GIRASSÓIS
A vida é um eterno jogo de armar.
Feliz daquele que sabe onde
encaixar as peças.
Feliz daquele que sabe onde
encaixar as peças.
(Betto Barquinn)
Girassol
fazia sapatilhas de mel e passava as noites mimando abelhas e sonhando doce.
Ela tinha Espírito. E isso numa pessoa vale mais do que qualquer sorte. É como
ser um laço de fita em torno de uma bomba. Ter alma fez de Girassol uma pessoa
e não um desastre. E só quem conquistou a vida depois da morte sabe quão
grande ela é. Assim surgiu Girassol. Uma alma solitária, sem corpo, que nunca
foi humana, aprendendo a ser gente.
Girassol era
atleta do mini-trampolim. Mas gostava de ser jardineiro central. Embora seja,
dizia, coisa para humanos. Exercia o esporte e a vida como uma função,
esgotando-se ao máximo até a última gota d’alma. Seu corpo era o orgasmo.

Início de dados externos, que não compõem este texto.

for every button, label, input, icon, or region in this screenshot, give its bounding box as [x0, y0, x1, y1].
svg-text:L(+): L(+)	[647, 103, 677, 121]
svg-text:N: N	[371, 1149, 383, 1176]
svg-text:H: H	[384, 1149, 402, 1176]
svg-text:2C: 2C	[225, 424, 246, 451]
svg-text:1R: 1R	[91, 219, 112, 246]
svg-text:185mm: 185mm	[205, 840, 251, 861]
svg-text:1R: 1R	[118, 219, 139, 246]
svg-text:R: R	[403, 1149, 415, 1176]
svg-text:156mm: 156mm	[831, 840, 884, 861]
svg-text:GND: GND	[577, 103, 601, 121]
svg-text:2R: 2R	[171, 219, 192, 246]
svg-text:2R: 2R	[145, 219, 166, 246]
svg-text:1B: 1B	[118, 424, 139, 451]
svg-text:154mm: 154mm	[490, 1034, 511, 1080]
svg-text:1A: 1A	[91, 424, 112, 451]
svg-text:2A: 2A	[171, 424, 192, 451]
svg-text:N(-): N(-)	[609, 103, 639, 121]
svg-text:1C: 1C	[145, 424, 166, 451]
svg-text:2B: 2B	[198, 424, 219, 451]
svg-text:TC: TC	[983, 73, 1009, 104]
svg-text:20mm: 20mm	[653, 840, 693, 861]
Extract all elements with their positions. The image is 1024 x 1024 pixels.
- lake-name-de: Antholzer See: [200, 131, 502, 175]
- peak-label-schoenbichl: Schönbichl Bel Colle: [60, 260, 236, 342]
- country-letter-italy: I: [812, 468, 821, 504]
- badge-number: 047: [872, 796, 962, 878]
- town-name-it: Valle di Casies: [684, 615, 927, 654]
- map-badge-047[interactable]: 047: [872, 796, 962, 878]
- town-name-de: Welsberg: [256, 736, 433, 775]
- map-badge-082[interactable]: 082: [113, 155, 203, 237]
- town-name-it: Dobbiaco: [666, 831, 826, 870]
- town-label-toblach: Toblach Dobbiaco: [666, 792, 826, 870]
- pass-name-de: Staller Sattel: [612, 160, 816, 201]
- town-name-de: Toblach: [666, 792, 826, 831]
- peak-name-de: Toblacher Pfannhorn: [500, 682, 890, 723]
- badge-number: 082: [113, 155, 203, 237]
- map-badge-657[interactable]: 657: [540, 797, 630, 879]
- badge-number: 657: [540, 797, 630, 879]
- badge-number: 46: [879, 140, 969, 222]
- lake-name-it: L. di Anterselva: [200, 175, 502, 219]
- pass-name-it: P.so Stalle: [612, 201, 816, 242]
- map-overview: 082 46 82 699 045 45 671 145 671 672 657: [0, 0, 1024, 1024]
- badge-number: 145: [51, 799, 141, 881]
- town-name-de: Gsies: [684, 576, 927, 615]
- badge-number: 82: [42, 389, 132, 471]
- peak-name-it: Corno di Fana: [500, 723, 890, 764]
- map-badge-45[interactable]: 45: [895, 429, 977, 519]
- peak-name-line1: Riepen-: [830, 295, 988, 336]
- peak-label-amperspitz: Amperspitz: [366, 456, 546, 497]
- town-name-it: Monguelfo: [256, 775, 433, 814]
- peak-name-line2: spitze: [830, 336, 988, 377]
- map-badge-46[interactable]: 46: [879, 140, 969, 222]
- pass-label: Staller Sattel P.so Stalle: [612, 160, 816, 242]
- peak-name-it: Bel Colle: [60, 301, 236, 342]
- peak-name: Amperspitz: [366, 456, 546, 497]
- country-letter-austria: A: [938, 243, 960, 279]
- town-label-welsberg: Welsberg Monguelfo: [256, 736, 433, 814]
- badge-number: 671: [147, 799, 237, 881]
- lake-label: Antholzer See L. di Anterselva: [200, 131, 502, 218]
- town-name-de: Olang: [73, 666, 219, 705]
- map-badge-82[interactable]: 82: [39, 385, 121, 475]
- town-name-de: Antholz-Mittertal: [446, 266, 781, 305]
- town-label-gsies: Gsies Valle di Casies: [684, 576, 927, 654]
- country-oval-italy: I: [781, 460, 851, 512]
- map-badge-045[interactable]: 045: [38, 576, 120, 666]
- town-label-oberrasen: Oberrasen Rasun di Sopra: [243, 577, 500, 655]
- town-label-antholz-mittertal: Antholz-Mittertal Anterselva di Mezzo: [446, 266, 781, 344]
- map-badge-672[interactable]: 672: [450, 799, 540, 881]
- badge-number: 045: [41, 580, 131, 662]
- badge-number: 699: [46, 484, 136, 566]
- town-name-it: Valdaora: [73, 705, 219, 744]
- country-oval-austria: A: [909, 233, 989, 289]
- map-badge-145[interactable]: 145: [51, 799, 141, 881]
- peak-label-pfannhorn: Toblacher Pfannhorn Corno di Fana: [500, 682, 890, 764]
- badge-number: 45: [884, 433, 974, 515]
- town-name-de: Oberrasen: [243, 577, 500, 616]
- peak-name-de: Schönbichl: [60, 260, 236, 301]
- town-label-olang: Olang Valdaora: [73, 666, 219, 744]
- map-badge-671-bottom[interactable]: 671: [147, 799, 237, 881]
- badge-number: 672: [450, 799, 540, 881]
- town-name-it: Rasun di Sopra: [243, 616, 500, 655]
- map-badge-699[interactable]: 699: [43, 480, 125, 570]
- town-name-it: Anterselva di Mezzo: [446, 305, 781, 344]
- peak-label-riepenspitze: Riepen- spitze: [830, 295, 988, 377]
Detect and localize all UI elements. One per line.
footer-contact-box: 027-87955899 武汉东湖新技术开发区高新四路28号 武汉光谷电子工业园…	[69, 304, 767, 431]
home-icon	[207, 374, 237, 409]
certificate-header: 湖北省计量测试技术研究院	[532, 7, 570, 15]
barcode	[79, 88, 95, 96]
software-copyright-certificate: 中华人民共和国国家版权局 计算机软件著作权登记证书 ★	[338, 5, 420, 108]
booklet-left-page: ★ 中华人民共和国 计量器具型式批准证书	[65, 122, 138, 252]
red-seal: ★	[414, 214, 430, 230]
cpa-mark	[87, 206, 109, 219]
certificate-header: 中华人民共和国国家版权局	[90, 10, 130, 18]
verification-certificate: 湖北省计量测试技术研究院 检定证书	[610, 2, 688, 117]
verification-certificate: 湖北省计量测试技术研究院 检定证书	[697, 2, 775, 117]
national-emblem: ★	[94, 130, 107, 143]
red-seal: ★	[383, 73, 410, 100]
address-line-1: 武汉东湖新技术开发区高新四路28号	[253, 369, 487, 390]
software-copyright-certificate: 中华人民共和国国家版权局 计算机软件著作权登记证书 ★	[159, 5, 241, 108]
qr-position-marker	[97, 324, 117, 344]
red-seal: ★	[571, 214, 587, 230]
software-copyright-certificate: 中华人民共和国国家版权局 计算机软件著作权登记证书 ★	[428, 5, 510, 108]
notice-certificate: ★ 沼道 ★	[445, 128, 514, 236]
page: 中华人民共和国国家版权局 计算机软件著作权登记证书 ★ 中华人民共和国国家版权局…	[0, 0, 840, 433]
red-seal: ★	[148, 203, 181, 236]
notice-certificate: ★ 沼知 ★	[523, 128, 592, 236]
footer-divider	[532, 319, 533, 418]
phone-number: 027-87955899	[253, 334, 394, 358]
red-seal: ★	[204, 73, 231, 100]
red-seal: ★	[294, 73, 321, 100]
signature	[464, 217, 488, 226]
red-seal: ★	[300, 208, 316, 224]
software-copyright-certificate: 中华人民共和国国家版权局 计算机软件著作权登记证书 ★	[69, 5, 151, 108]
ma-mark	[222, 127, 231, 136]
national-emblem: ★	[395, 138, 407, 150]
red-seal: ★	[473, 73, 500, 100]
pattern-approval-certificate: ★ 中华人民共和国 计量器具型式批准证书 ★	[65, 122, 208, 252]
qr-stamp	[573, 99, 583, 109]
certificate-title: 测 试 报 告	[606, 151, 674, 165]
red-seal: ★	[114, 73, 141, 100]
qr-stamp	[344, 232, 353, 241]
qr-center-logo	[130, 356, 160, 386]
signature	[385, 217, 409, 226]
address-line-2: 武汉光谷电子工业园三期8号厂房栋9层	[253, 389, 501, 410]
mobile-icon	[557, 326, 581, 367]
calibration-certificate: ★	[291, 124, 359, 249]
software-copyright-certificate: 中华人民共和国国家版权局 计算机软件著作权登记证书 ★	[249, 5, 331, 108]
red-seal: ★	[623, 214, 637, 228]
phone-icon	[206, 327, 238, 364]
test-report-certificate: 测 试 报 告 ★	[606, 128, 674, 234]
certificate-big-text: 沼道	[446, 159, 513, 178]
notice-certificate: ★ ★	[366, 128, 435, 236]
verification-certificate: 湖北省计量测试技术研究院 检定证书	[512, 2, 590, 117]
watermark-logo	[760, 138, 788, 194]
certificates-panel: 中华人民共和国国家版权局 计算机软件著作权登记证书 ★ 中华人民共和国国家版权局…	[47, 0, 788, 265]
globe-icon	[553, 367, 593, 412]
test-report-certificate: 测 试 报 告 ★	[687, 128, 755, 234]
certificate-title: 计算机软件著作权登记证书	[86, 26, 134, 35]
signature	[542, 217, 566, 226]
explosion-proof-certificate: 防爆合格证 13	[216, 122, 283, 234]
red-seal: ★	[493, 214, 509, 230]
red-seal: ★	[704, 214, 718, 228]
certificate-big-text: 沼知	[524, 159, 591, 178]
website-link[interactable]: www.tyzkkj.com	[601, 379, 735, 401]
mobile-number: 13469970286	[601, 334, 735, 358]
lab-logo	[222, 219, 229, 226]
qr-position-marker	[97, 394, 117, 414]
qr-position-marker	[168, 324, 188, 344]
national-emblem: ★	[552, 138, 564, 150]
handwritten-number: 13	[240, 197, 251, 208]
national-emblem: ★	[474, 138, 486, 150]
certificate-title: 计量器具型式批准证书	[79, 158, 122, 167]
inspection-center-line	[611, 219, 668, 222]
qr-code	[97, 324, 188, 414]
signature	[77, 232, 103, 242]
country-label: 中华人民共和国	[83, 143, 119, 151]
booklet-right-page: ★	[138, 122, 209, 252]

Treinava muito, vivia tanto, brilhava mais que uma estrela; saltando e
despencando do chão ao céu, como um Espírito que vive sabendo que um dia irá
nascer furacão. Ou, matéria carne. Ou, imensidão. Girassol queria ser um pouco de tudo.
E era. Um pouco carro. Osso. Cinzeiro. Celular. Prato. Arroz com frutos do mar.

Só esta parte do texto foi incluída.